The semiconductor or IC chip fabrication process is, in a crude sense, similar to photo etching and printing. You print a pattern on a silicon wafer and photo-etch it and you repeat this process to create a great number of transistors on the wafer. (That is why it is referred to as lithography). Therefore, what Moore's Law says is each year the patterns or lines created on the silicon wafer get finer or narrower so you can have more transistors on the same area of silicon wafer. Since the width and the area has a relation of squares, in order to increase a density by 2 the width of the lines has to decrease by a square root of 2 or 1.4 times.
In the late 1970's, there was a lot of hot discussion as to the limits of the photo etching based semiconductor production, as light behaves like a wave which results in blurring; and how sharp or fine patterns will be related to the wavelengths of light used for the process. The diffraction of light imposes limits on this technology. (For instance a visible light of red has a wavelength of 7000 Angstrom, 0.7 micrometers or 700 nanometers, and with this light you cannot avoid blurring in the magnitude of 0.7 micrometer).* Thus, a great amount of research money has gone to new process developments involving beams other than light. Heavy particles are natural choices because they have very little diffraction. (Quantum physics tells us even particles have wave characteristics. They have blurring like light, but the blurring is negligible compared to light, thus we don't see such behavior when we throw a ball). Other substitute candidates for light that were seriously investigated among were electrons and ions.
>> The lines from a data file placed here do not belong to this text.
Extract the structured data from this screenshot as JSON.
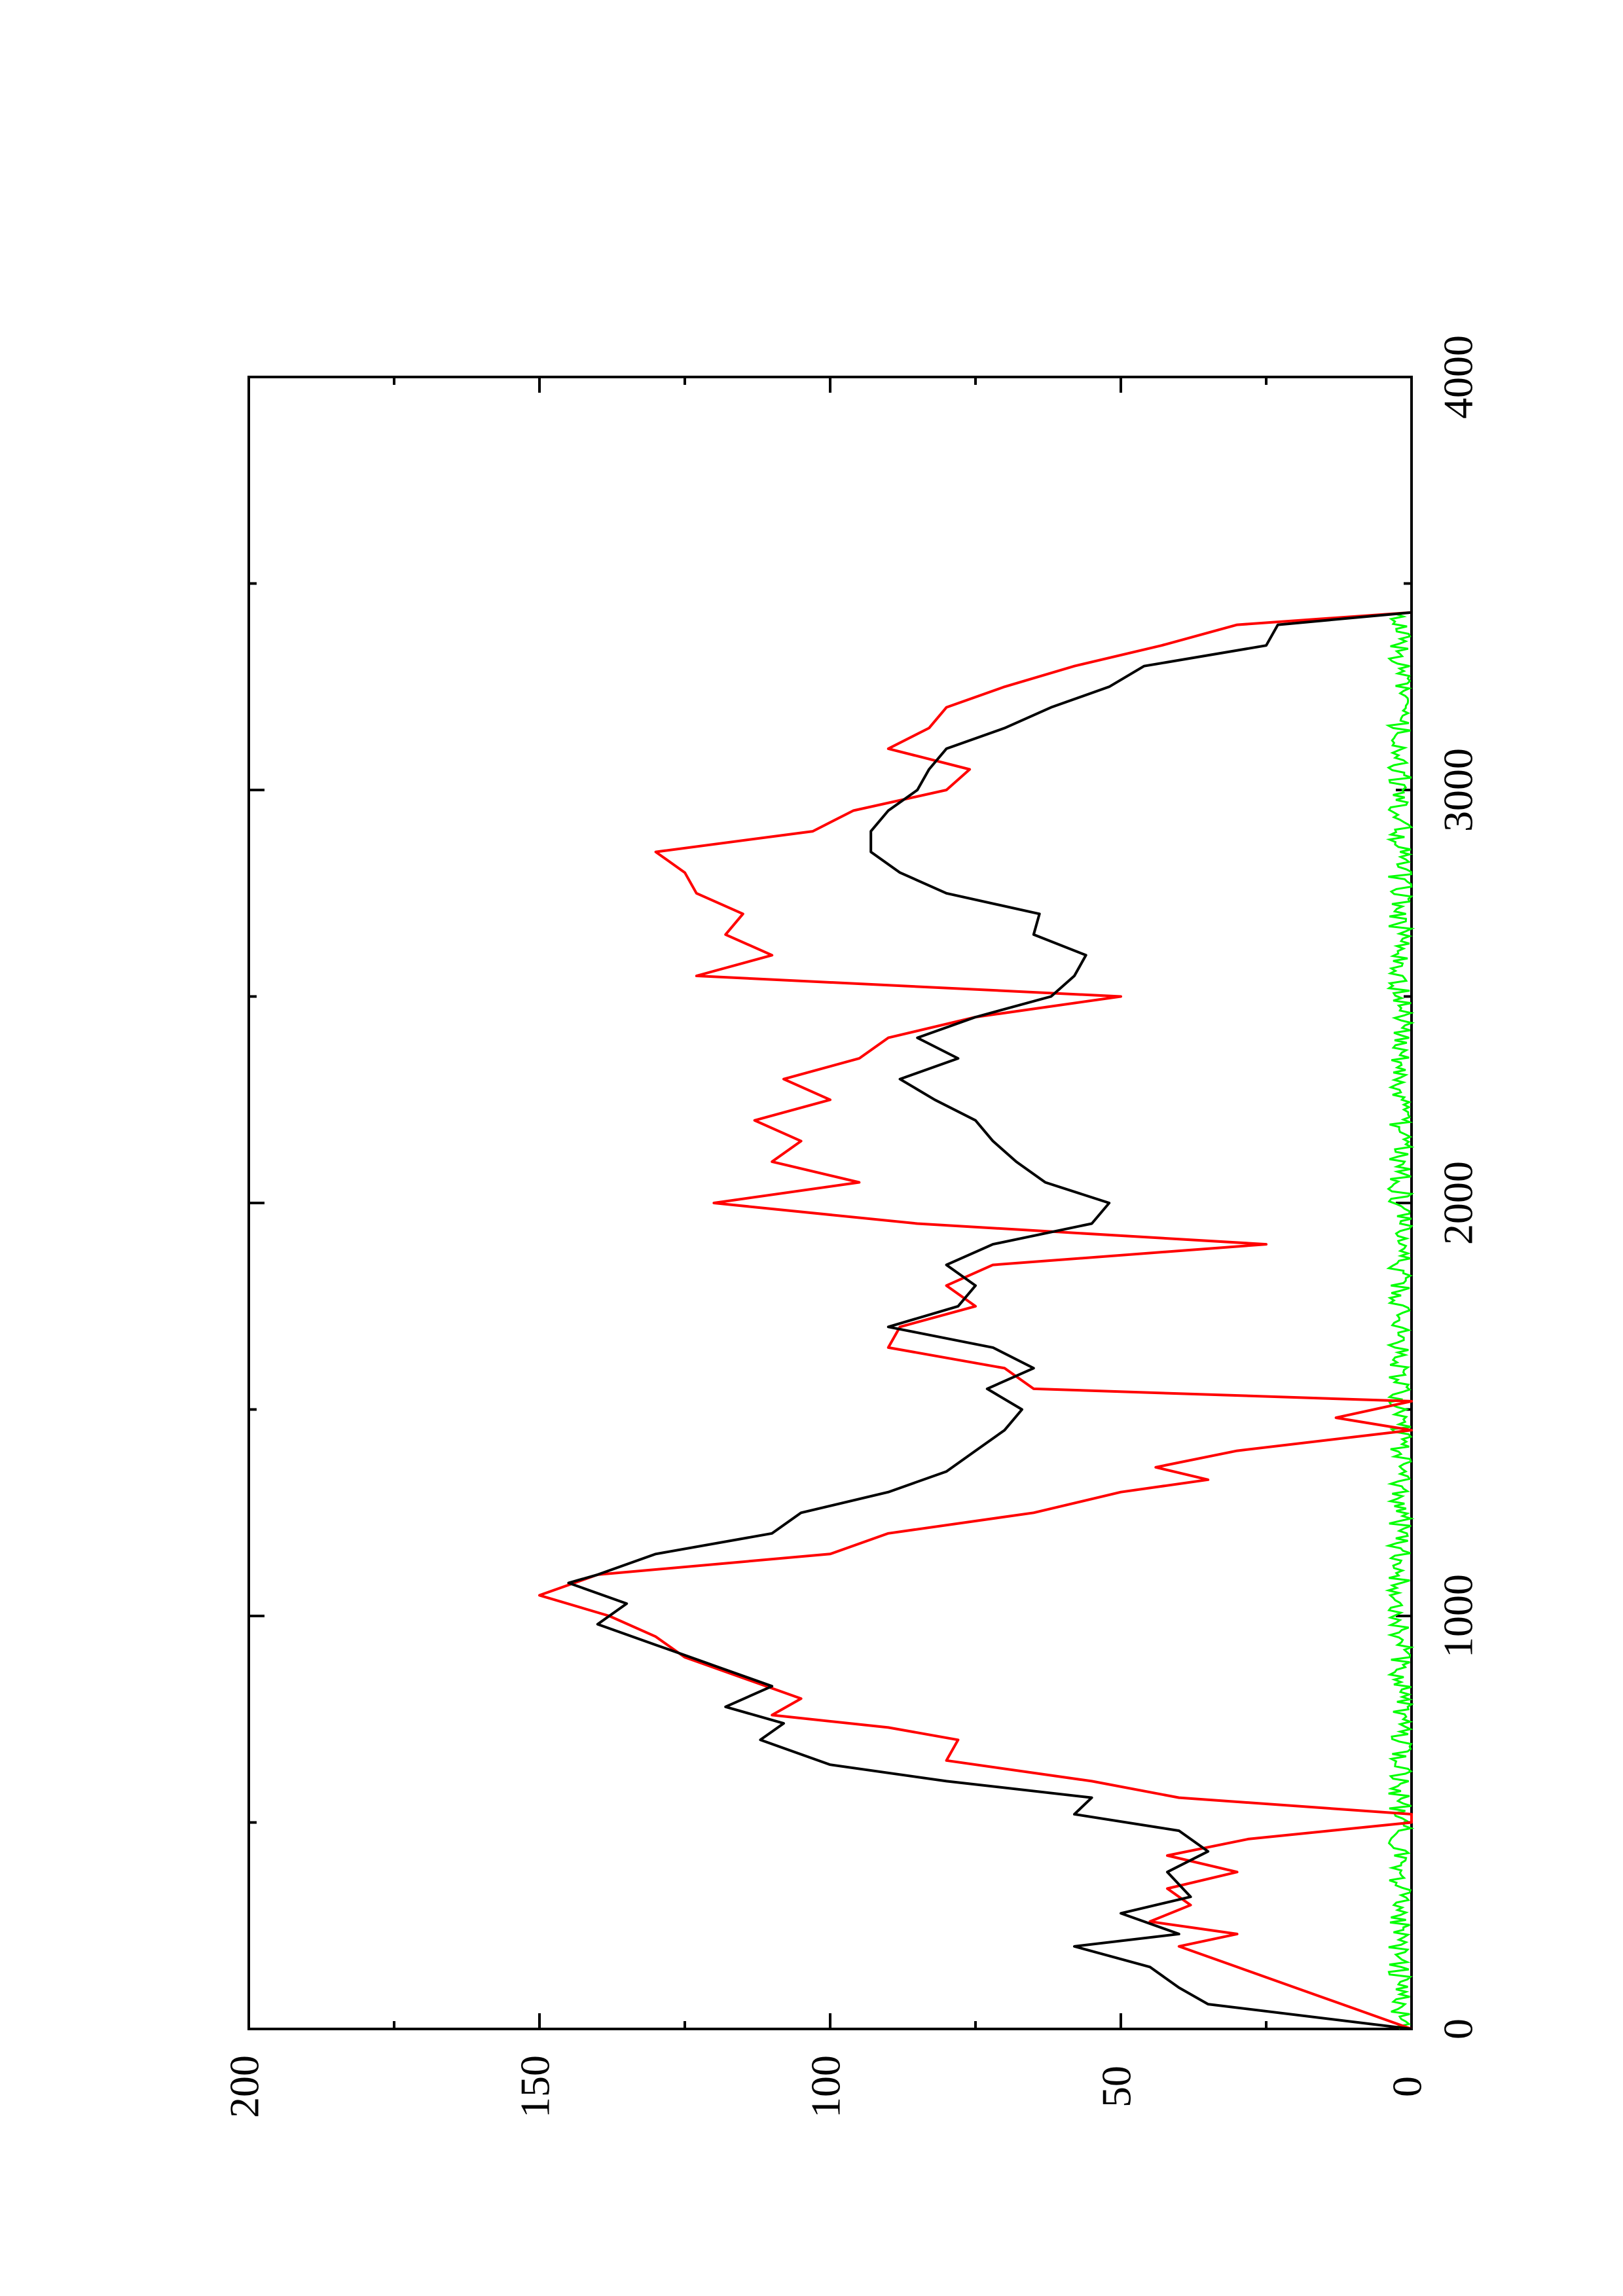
{
  "chart_data": {
    "type": "line",
    "title": "",
    "xlabel": "",
    "ylabel": "",
    "orientation": "rotated 90 degrees counter-clockwise (page portrait, plot landscape)",
    "xlim": [
      0,
      4000
    ],
    "ylim": [
      0,
      200
    ],
    "x_ticks": [
      0,
      1000,
      2000,
      3000,
      4000
    ],
    "x_tick_labels": [
      "0",
      "1000",
      "2000",
      "3000",
      "4000"
    ],
    "x_minor_ticks": [
      500,
      1500,
      2500,
      3500
    ],
    "y_ticks": [
      0,
      50,
      100,
      150,
      200
    ],
    "y_tick_labels": [
      "0",
      "50",
      "100",
      "150",
      "200"
    ],
    "y_minor_ticks": [
      25,
      75,
      125,
      175
    ],
    "grid": false,
    "legend": "none",
    "series": [
      {
        "color": "#000000",
        "x": [
          0,
          60,
          100,
          150,
          200,
          230,
          280,
          320,
          380,
          430,
          480,
          520,
          560,
          600,
          640,
          700,
          740,
          780,
          830,
          880,
          930,
          980,
          1030,
          1080,
          1100,
          1150,
          1200,
          1250,
          1300,
          1350,
          1400,
          1450,
          1500,
          1550,
          1600,
          1650,
          1700,
          1750,
          1800,
          1850,
          1900,
          1950,
          2000,
          2050,
          2100,
          2150,
          2200,
          2250,
          2300,
          2350,
          2400,
          2450,
          2500,
          2550,
          2600,
          2650,
          2700,
          2750,
          2800,
          2850,
          2900,
          2950,
          3000,
          3050,
          3100,
          3150,
          3200,
          3250,
          3300,
          3350,
          3400,
          3430
        ],
        "values": [
          0,
          35,
          40,
          45,
          58,
          40,
          50,
          38,
          42,
          35,
          40,
          58,
          55,
          80,
          100,
          112,
          108,
          118,
          110,
          120,
          130,
          140,
          135,
          145,
          140,
          130,
          110,
          105,
          90,
          80,
          75,
          70,
          67,
          73,
          65,
          72,
          90,
          78,
          75,
          80,
          72,
          55,
          52,
          63,
          68,
          72,
          75,
          82,
          88,
          78,
          85,
          75,
          62,
          58,
          56,
          65,
          64,
          80,
          88,
          93,
          93,
          90,
          85,
          83,
          80,
          70,
          62,
          52,
          46,
          25,
          23,
          0
        ]
      },
      {
        "color": "#ff0000",
        "x": [
          0,
          50,
          100,
          150,
          200,
          230,
          260,
          300,
          340,
          380,
          420,
          460,
          500,
          520,
          560,
          600,
          650,
          700,
          730,
          760,
          800,
          850,
          900,
          950,
          1000,
          1050,
          1100,
          1150,
          1200,
          1250,
          1300,
          1330,
          1360,
          1400,
          1450,
          1480,
          1520,
          1550,
          1600,
          1650,
          1700,
          1750,
          1800,
          1850,
          1900,
          1950,
          2000,
          2050,
          2100,
          2150,
          2200,
          2250,
          2300,
          2350,
          2400,
          2450,
          2500,
          2550,
          2600,
          2650,
          2700,
          2750,
          2800,
          2850,
          2900,
          2950,
          3000,
          3050,
          3100,
          3150,
          3200,
          3250,
          3300,
          3350,
          3400,
          3430
        ],
        "values": [
          0,
          10,
          20,
          30,
          40,
          30,
          45,
          38,
          42,
          30,
          42,
          28,
          0,
          0,
          40,
          55,
          80,
          78,
          90,
          110,
          105,
          115,
          125,
          130,
          138,
          150,
          140,
          100,
          90,
          65,
          50,
          35,
          44,
          30,
          0,
          13,
          0,
          65,
          70,
          90,
          88,
          75,
          80,
          72,
          25,
          85,
          120,
          95,
          110,
          105,
          113,
          100,
          108,
          95,
          90,
          75,
          50,
          123,
          110,
          118,
          115,
          123,
          125,
          130,
          103,
          96,
          80,
          76,
          90,
          83,
          80,
          70,
          58,
          43,
          30,
          0
        ]
      },
      {
        "color": "#00ff00",
        "x": [
          0,
          3430
        ],
        "values": [
          0,
          0
        ],
        "note": "noise band fluctuating within about 0-4"
      }
    ]
  }
}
If you recall "Hidden Business for A&D," written by Masayuki Kogure in July 1998 (refer to the July 1998 Issue of Marketing UpDate), A&D has participated in developing the next generation semiconductor equipment since the founding of our company. Our part was to develop electronics or circuitry to control electron beams. With the conventional process, the lenses are the essential components to control light, but when electron beams are used, you have to use magnetic or electrical forces to control beams instead of lenses. The unprecedented precision and speed in terms of fine-tuning and positioning the electron beams have become the key elements in the circuitry development. Mr. Ikehata, who is in charge of digital-to-analog converter development for this equipment, says the precision is like positioning a beam by 50 cm increments between Tokyo and Osaka or 550km in distance at a speed of 3/1,000,000 of a second.
The semiconductor history took a strange turn in the late 1970's. Contrary to the common prediction then, photo etching or lithography technology kept improving and survived to live up to Moore's Law. Our circuitry technology then developed for electron beam lithography was put on the backburner for more than 10 years. A team of our engineers who excelled in analog circuitry designs were dispersed and assigned to different jobs, in spite of their desire and ambition to provide the world's best circuitry for the next generation electron beam lithography.
Recently the situation has changed drastically. The design rule for chips in recent years is quickly approaching 100nm or 0.1 micrometer (See the chart below), and this time is definitely nearing the physical limitations of light. Electron beam lithography has come back!
When you hold a mobile phone equipped with a digital camera or any other wide-band wireless communication tool, you may be using chips with less than a 100-nanometerdesign rule. A&D continues to support this technology through our old, yet still, state of the art analog technology, which we have stubbornly kept and nurtured in-house.
It is also nice to realize that not only are we helping Moore's Law continue to be viable for a few decades to come, but we are also bringing analog engineers or those once considered to be old timers back to the main stage.
*Note) The state of the art photo lithography uses a Krypton Fluoride (KrF) laser beam which has a wavelength of 248 nanometers or Argon Flouride (ArF) laser beam which has a wavelength of 193 nanometers.